Becoming a parent is a life-changing event that affects participation in PA, probably due to lifestyle changes. Pregnancy and parenthood have been found to be life events associated with decreased PA [14, 15]. The decline is seen mostly among women, possibly explained by a research focus on women's perception of and influences on their children's PA patterns. Bellows-Riecken and Rhodes [15] reviewed 31 studies published from 1989 through to July 2007 that dealt with the impact of parenthood on PA. Of the 25 independent samples, 17 focused on women, seven included both women and men, and only one was based solely on men. This review, in addition to the results from this study, demonstrate the need for a greater focus on men's PA during this life transition, as both parents play an important role in shaping their children's routines (including PA habits). There would generally appear to be a stronger influence of fathers' PA patterns on both boys and girls [38].

Conclusions

The majority of the women and men had participated in outdoor recreational PA from several times per month up to every day during the 12-month period prior to one month before pregnancy.
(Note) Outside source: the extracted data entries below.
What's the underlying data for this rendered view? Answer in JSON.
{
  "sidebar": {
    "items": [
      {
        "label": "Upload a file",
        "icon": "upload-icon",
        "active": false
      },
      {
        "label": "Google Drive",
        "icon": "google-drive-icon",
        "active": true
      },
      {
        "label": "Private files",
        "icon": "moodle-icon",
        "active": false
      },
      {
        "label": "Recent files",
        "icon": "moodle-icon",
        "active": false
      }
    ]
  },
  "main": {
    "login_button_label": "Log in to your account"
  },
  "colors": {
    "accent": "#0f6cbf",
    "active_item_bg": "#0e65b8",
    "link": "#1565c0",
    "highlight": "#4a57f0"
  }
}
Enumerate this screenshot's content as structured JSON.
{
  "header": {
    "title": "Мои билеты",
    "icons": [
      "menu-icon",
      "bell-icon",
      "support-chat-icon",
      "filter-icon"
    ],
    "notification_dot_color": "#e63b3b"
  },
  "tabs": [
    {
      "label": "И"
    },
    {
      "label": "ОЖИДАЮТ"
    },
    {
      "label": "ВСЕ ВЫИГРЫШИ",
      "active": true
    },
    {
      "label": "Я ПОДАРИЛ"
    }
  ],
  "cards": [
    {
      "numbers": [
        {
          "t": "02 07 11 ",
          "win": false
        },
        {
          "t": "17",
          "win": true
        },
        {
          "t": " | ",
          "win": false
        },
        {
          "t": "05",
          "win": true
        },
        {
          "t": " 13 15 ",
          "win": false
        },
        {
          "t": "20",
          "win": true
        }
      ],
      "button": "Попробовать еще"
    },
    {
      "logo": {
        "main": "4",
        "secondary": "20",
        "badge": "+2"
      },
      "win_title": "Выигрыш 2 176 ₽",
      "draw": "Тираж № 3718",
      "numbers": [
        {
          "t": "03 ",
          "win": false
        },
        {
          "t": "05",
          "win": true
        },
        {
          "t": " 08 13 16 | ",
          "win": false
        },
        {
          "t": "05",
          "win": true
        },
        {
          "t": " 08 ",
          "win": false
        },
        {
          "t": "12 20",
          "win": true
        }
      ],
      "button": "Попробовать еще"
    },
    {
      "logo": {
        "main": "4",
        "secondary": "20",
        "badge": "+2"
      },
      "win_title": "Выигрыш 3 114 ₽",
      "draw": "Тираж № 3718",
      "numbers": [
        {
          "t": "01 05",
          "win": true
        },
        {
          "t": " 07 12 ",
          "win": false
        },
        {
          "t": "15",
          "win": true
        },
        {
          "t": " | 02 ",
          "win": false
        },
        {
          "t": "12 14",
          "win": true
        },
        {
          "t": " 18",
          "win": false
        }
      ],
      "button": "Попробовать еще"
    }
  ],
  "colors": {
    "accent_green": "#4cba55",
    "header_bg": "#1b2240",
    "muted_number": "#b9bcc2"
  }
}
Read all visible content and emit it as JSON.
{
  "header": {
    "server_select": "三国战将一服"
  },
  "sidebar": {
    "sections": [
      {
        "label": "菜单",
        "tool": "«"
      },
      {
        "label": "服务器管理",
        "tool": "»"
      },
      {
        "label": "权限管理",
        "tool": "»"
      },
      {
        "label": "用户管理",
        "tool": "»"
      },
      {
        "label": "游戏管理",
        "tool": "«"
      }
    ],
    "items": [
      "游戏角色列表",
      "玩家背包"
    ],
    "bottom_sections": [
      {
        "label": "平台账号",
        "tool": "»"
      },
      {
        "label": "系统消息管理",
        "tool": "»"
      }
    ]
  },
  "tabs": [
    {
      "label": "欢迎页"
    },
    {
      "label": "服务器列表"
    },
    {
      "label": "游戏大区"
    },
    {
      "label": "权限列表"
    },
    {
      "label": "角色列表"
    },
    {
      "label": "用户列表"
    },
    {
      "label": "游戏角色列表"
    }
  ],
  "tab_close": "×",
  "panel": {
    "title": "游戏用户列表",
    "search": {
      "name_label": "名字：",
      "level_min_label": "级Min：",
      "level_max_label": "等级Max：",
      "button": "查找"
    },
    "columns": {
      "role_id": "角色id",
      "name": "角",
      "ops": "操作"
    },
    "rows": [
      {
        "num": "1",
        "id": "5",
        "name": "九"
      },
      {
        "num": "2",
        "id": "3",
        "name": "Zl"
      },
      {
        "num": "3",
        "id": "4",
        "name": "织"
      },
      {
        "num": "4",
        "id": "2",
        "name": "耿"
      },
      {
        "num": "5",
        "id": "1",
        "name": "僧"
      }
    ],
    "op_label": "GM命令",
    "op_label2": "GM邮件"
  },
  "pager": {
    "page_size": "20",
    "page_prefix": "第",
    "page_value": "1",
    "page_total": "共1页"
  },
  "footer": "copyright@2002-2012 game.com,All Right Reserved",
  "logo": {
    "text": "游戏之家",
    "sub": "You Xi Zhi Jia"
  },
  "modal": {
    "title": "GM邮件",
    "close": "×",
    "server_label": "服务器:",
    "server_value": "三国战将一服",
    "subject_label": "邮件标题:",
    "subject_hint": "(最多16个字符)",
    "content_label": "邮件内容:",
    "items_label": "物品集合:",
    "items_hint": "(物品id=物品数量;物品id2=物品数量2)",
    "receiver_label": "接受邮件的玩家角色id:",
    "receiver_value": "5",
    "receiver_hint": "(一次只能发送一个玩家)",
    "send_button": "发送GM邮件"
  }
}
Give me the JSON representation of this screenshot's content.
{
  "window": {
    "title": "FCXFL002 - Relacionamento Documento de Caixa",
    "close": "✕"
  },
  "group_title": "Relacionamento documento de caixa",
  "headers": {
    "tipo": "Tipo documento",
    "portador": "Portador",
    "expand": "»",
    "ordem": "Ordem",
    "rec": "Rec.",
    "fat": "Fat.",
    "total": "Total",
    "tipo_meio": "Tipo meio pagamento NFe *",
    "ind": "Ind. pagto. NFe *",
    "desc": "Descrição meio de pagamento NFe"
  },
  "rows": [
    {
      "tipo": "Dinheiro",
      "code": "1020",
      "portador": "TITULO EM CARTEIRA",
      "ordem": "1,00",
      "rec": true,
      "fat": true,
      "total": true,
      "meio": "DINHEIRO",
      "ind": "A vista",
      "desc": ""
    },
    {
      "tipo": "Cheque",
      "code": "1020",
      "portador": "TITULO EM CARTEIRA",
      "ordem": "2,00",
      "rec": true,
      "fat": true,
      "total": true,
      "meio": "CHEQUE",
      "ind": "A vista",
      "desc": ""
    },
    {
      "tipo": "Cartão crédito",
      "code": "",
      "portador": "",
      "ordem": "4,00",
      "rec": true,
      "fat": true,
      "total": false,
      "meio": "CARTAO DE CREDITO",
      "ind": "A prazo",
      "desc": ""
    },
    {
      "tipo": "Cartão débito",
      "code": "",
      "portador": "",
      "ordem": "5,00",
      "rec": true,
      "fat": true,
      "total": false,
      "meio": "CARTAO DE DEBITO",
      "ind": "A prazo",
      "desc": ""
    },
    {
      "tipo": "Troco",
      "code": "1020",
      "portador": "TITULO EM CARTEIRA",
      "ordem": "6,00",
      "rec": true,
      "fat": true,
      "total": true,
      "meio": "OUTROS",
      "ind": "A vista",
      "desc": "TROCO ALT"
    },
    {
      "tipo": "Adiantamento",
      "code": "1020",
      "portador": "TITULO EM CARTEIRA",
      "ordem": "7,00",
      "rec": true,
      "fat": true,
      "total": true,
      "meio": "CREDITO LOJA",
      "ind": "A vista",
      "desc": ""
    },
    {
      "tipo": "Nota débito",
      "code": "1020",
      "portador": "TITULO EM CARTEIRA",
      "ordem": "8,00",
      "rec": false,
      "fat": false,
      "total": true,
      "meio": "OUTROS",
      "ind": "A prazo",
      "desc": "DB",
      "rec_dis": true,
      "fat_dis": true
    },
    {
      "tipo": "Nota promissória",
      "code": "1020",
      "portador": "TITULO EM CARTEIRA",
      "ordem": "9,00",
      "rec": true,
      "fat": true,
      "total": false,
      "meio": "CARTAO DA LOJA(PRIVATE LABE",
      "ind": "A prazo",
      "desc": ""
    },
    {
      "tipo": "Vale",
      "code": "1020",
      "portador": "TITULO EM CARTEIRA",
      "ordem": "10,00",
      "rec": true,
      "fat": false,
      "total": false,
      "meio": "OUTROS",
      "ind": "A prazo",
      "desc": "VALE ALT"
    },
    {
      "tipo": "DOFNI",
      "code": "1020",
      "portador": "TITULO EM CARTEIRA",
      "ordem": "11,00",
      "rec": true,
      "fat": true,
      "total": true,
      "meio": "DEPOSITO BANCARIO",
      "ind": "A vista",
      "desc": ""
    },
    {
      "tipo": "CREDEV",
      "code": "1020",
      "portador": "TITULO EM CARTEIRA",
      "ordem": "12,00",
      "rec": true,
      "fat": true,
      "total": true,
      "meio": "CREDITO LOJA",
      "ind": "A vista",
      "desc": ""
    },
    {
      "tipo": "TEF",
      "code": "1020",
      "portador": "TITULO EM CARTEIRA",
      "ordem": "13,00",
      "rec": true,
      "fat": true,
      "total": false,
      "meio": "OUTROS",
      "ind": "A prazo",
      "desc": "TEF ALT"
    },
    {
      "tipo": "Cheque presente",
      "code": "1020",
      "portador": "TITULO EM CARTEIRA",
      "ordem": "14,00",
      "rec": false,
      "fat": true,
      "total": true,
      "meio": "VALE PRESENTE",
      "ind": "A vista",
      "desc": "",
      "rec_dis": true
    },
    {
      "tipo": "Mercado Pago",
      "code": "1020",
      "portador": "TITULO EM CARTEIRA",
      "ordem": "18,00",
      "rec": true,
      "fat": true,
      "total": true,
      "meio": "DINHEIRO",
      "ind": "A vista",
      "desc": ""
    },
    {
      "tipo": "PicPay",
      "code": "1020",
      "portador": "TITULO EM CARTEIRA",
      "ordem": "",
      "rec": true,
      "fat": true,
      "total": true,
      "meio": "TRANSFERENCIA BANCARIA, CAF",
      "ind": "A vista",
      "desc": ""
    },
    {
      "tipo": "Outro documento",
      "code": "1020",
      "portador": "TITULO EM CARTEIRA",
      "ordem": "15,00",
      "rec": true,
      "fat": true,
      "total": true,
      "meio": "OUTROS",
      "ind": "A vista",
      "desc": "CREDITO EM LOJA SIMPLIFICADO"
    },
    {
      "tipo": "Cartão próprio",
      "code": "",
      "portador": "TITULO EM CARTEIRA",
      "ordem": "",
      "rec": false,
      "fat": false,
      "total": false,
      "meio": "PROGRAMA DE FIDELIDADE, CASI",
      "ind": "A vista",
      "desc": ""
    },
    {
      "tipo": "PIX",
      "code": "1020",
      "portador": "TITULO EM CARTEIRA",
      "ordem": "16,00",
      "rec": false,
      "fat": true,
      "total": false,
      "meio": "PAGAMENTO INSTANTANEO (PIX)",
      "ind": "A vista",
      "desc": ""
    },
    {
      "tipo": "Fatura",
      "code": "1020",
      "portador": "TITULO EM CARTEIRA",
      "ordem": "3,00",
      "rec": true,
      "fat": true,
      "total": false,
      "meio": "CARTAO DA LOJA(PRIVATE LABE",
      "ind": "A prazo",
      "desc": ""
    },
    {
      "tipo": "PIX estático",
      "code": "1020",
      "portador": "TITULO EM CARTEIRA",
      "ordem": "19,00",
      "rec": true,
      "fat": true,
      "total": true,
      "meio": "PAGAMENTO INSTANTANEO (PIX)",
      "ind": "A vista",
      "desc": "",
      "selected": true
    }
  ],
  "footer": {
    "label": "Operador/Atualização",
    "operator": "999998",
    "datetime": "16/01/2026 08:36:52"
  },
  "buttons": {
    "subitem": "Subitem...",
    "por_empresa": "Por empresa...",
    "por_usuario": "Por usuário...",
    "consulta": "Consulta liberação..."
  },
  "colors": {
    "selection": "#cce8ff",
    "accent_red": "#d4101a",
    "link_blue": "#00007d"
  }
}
More factors affected whether men were physically active than women. Dog or horse ownership seemed to be an important factor associated with the probability of participating in outdoor recreational PA. Those active in PA are also active independent of indoor or outdoor activities. Our findings also indicate that becoming a parent is a life-changing event that affects participation in PA. Midwives and health promoters have an important role to play, encouraging both parents to be active and to support each other by offering family-oriented PA choices that involve parents and children or that provide an opportunity for parents to perform PA while their children are involved in their own activities. Further studies dealing with gender differences are needed in this field. The promotion of outdoor recreational PA, which also has restorative effects on well-being, needs to focus on activities that are attractive and affordable for the majority of both men and women.